DUBLIN (Reuters) – Ireland is set to liberalize some of the world’s most restrictive abortion laws after exit polls suggested a landslide vote for change in what was until recently one of Europe’s most socially conservative countries.
As the vote count began on Saturday morning, the official LoveBoth campaign against liberalization conceded that the polls painted “a bleak picture” for their efforts to retain a constitutional ban imposed in a 1983 referendum.
“It’s a Yes” read a banner front-page headline in the country’s best-selling newspaper, the Irish Independent, which described it as “a massive moment in Ireland’s social history”.
An Irish Times/Ipsos MRBI exit poll suggested that voters in the once deeply Catholic nation had on Friday backed change by 68 percent to 32 percent. An RTE/Behaviour & Attitudes survey put the margin at 69 percent to 31 percent.
Voters were asked if they wish to scrap a 1983 amendment to the constitution that gives an unborn child and its mother equal rights to life. The consequent prohibition on abortion was partly lifted in 2013 for cases where the mother’s life was in danger.
If confirmed, the outcome will be the latest milestone on a path of change for a country which only legalized divorce by a razor thin majority in 1995 before becoming the first in the world to adopt gay marriage by popular vote three years ago.
“It’s looking like we will make history tomorrow,” Prime Minister Leo Varadkar, who was in favor of change, said on Friday night on Twitter.

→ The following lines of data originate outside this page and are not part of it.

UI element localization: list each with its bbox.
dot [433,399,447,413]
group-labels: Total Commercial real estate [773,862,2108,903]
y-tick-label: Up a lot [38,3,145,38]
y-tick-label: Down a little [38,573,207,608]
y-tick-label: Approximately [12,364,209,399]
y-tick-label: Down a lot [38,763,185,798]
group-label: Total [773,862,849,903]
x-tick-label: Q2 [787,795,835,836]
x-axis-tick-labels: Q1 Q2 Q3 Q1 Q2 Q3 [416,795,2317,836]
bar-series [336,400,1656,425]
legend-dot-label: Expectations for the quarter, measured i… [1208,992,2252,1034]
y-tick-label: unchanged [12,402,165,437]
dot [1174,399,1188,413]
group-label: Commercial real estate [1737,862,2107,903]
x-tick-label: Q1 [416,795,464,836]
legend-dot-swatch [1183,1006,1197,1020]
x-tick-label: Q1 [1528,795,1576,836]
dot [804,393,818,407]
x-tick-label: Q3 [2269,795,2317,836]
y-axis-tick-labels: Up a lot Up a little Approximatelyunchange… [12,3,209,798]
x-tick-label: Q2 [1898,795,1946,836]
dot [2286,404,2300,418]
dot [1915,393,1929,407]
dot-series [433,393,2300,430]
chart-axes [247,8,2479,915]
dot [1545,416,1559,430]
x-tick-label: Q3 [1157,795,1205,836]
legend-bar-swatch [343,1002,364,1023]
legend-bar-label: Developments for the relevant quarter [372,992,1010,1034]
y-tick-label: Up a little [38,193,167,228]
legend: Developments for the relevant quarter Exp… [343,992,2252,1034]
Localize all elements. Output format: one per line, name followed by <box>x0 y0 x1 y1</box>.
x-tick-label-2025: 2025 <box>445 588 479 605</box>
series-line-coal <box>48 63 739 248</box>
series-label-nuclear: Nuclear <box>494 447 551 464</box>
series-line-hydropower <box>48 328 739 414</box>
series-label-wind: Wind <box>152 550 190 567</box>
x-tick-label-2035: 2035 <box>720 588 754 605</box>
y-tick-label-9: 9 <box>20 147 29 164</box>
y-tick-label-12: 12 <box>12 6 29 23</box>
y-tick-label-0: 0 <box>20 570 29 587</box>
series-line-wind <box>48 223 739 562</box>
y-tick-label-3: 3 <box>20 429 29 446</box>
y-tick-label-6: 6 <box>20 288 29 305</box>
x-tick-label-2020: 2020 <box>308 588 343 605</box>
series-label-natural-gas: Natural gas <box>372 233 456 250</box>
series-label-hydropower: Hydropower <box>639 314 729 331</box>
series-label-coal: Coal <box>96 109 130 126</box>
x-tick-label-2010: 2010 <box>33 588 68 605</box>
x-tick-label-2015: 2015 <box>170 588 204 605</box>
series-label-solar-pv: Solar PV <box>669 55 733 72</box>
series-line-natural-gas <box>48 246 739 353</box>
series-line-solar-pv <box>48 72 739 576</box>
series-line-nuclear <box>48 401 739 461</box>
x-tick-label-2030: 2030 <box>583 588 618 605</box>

Vote-counting began at 0800 GMT across the country on Saturday, with the first indication of results expected mid-morning. Campaigners for change, wearing “Repeal” jumpers and “Yes” badges, gathered at the main Dublin count center, many in tears and hugging each other.
A senator with the opposition Labour Party monitoring the count told Reuters that early tallies suggested the opinion polls were accurate.
“The exit poll I would say is bang on. We’ve done it,” said Kevin Humphries, a former junior minister who campaigned for more access to abortion.
No social issue has divided Ireland’s 4.8 million people as sharply as abortion, which was pushed up the political agenda by the death in 2012 of a 31-year-old Indian immigrant from a septic miscarriage after she was refused a termination.
Campaigners left flowers and candles at a large mural of the woman, Savita Halappanavar, in central Dublin.
The Irish Times exit poll showed overwhelming majorities in all age groups under 65 voted for change, including almost nine in every 10 voters under the age of 24.
The fiercely contested vote divided political parties, saw the once-mighty church take a back seat, with the campaign defined by women on both sides publicly describing their personal experiences of terminations.
Although not on the ballot paper, the “No” camp sought to seize on government plans to allow abortions with no restriction up to 12 weeks into a pregnancy if the referendum is carried, calling it a step too far for most voters.
The result is likely to be followed by a battle in parliament on how exactly access to abortion will be increased.
“We will hold the Taoiseach (prime minister) to his promise that repeal would only lead to abortion in very restrictive circumstances. He gave his word on this, now he must deliver on it,” Dr Ruth Cullen, an anti-abortion campaigner with LoveBoth said.